By Colleen Jenkins
(Reuters) - Two Virginia Tech students plotted to kill a 13-year-old girl, buying a shovel and loading her body into the trunk of a Lexus before dumping it in a remote location, a prosecutor said on Thursday, according to media reports.
The details emerged during a bail hearing for one of the students jailed in the death of Nicole Lovell of Blacksburg, Virginia, the town where the university is located.
Natalie Keepers, 19, is charged with being an accessory before and after the fact of the murder, as well as with concealing a dead body. David Eisenhauer, 18, a fellow first-year engineering student, is charged with murder and abduction.
A judge denied bond for Keepers at the hearing in Christiansburg, Virginia, a court official confirmed.
Prosecutor Mary Pettitt said the students planned for Eisenhauer to lure Lovell from her home on the promise of a date before taking her to a selected site to cut her throat, the Roanoke Times newspaper reported.

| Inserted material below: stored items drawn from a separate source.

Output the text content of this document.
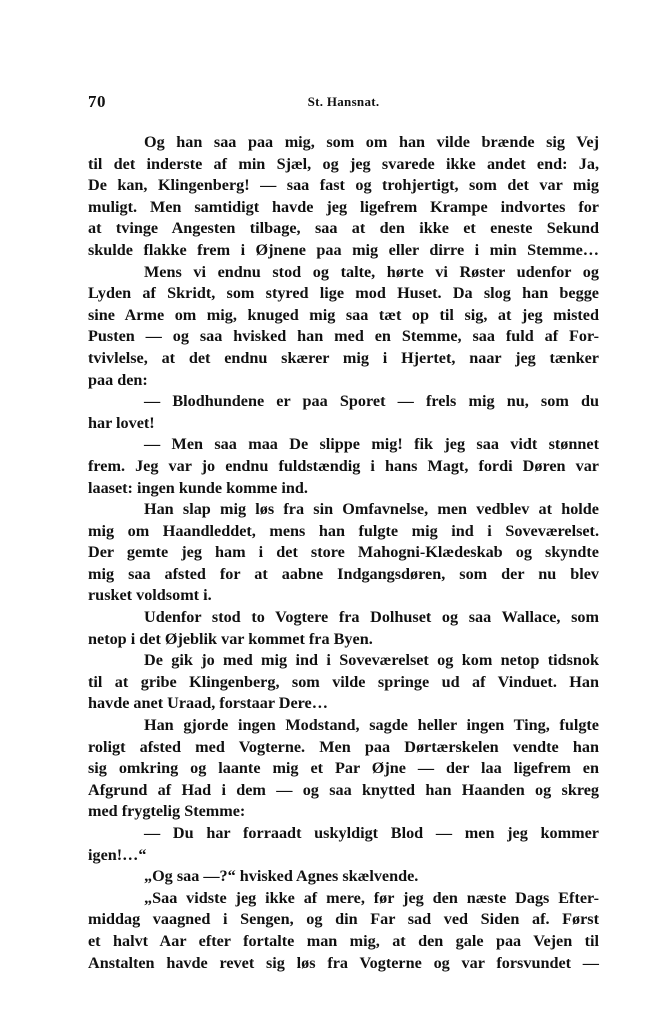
70	St. Hansnat.
Og han saa paa mig, som om han vilde brænde sig Vej
til det inderste af min Sjæl, og jeg svarede ikke andet end: Ja,
De kan, Klingenberg! — saa fast og trohjertigt, som det var mig
muligt. Men samtidigt havde jeg ligefrem Krampe indvortes for
at tvinge Angesten tilbage, saa at den ikke et eneste Sekund
skulde flakke frem i Øjnene paa mig eller dirre i min Stemme…
Mens vi endnu stod og talte, hørte vi Røster udenfor og
Lyden af Skridt, som styred lige mod Huset. Da slog han begge
sine Arme om mig, knuged mig saa tæt op til sig, at jeg misted
Pusten — og saa hvisked han med en Stemme, saa fuld af For-
tvivlelse, at det endnu skærer mig i Hjertet, naar jeg tænker
paa den:
— Blodhundene er paa Sporet — frels mig nu, som du
har lovet!
— Men saa maa De slippe mig! fik jeg saa vidt stønnet
frem. Jeg var jo endnu fuldstændig i hans Magt, fordi Døren var
laaset: ingen kunde komme ind.
Han slap mig løs fra sin Omfavnelse, men vedblev at holde
mig om Haandleddet, mens han fulgte mig ind i Soveværelset.
Der gemte jeg ham i det store Mahogni-Klædeskab og skyndte
mig saa afsted for at aabne Indgangsdøren, som der nu blev
rusket voldsomt i.
Udenfor stod to Vogtere fra Dolhuset og saa Wallace, som
netop i det Øjeblik var kommet fra Byen.
De gik jo med mig ind i Soveværelset og kom netop tidsnok
til at gribe Klingenberg, som vilde springe ud af Vinduet. Han
havde anet Uraad, forstaar Dere…
Han gjorde ingen Modstand, sagde heller ingen Ting, fulgte
roligt afsted med Vogterne. Men paa Dørtærskelen vendte han
sig omkring og laante mig et Par Øjne — der laa ligefrem en
Afgrund af Had i dem — og saa knytted han Haanden og skreg
med frygtelig Stemme:
— Du har forraadt uskyldigt Blod — men jeg kommer
igen!…“
„Og saa —?“ hvisked Agnes skælvende.
„Saa vidste jeg ikke af mere, før jeg den næste Dags Efter-
middag vaagned i Sengen, og din Far sad ved Siden af. Først
et halvt Aar efter fortalte man mig, at den gale paa Vejen til
Anstalten havde revet sig løs fra Vogterne og var forsvundet —
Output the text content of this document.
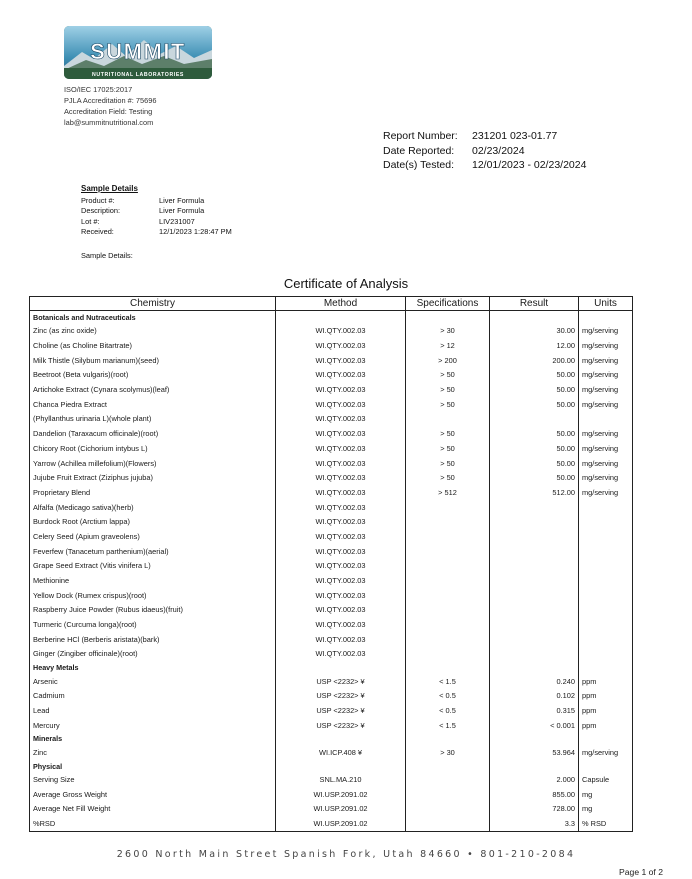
SUMMIT
NUTRITIONAL LABORATORIES
ISO/IEC 17025:2017
PJLA Accreditation #: 75696
Accreditation Field: Testing
lab@summitnutritional.com
Report Number:	231201 023-01.77
Date Reported:	02/23/2024
Date(s) Tested:	12/01/2023 - 02/23/2024
Sample Details
Product #:	Liver Formula
Description:	Liver Formula
Lot #:	LIV231007
Received:	12/1/2023 1:28:47 PM
Sample Details:
Certificate of Analysis
Chemistry	Method	Specifications	Result	Units
Botanicals and Nutraceuticals				
Zinc (as zinc oxide)	WI.QTY.002.03	> 30	30.00	mg/serving
Choline (as Choline Bitartrate)	WI.QTY.002.03	> 12	12.00	mg/serving
Milk Thistle (Silybum marianum)(seed)	WI.QTY.002.03	> 200	200.00	mg/serving
Beetroot (Beta vulgaris)(root)	WI.QTY.002.03	> 50	50.00	mg/serving
Artichoke Extract (Cynara scolymus)(leaf)	WI.QTY.002.03	> 50	50.00	mg/serving
Chanca Piedra Extract	WI.QTY.002.03	> 50	50.00	mg/serving
(Phyllanthus urinaria L)(whole plant)	WI.QTY.002.03			
Dandelion (Taraxacum officinale)(root)	WI.QTY.002.03	> 50	50.00	mg/serving
Chicory Root (Cichorium intybus L)	WI.QTY.002.03	> 50	50.00	mg/serving
Yarrow (Achillea millefolium)(Flowers)	WI.QTY.002.03	> 50	50.00	mg/serving
Jujube Fruit Extract (Ziziphus jujuba)	WI.QTY.002.03	> 50	50.00	mg/serving
Proprietary Blend	WI.QTY.002.03	> 512	512.00	mg/serving
Alfalfa (Medicago sativa)(herb)	WI.QTY.002.03			
Burdock Root (Arctium lappa)	WI.QTY.002.03			
Celery Seed (Apium graveolens)	WI.QTY.002.03			
Feverfew (Tanacetum parthenium)(aerial)	WI.QTY.002.03			
Grape Seed Extract (Vitis vinifera L)	WI.QTY.002.03			
Methionine	WI.QTY.002.03			
Yellow Dock (Rumex crispus)(root)	WI.QTY.002.03			
Raspberry Juice Powder (Rubus idaeus)(fruit)	WI.QTY.002.03			
Turmeric (Curcuma longa)(root)	WI.QTY.002.03			
Berberine HCl (Berberis aristata)(bark)	WI.QTY.002.03			
Ginger (Zingiber officinale)(root)	WI.QTY.002.03			
Heavy Metals				
Arsenic	USP <2232> ¥	< 1.5	0.240	ppm
Cadmium	USP <2232> ¥	< 0.5	0.102	ppm
Lead	USP <2232> ¥	< 0.5	0.315	ppm
Mercury	USP <2232> ¥	< 1.5	< 0.001	ppm
Minerals				
Zinc	WI.ICP.408 ¥	> 30	53.964	mg/serving
Physical				
Serving Size	SNL.MA.210		2.000	Capsule
Average Gross Weight	WI.USP.2091.02		855.00	mg
Average Net Fill Weight	WI.USP.2091.02		728.00	mg
%RSD	WI.USP.2091.02		3.3	% RSD
2600 North Main Street Spanish Fork, Utah 84660 • 801-210-2084
Page 1 of 2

Pettitt did not give a motive, the paper reported, but said Keepers expressed she "was excited to be a part of something secret and special with Eisenhauer."
Keepers maintained she was not present for the killing but told police she helped Eisenhauer load Lovell's body into the trunk of his Lexus, the prosecutor said, according to the newspaper.
Keepers testified she had been receiving counseling and taking medication for mental health issues, the paper said.
Pettitt could not be immediately reached for comment.
Police have said Eisenhauer took advantage of a prior connection with Lovell to abduct and kill her.
A neighbor whose daughters played with Lovell hours before her disappearance last week has told reporters Lovell had shared texts she exchanged through the smartphone messaging app Kik with an 18-year-old male she planned to meet.
Lovell is believed to have been stabbed to death on Jan. 27, the day she disappeared. Her body was found Saturday in a wooded area in North Carolina, about two hours from Blacksburg.
Kik Interactive spokesman Rod McLeod said the messaging service responded to emergency requests from the FBI and believed the information provided helped lead to the suspects' arrests.
Keepers and Eisenhauer could go to prison for life if convicted. Their arrests have shocked acquaintances.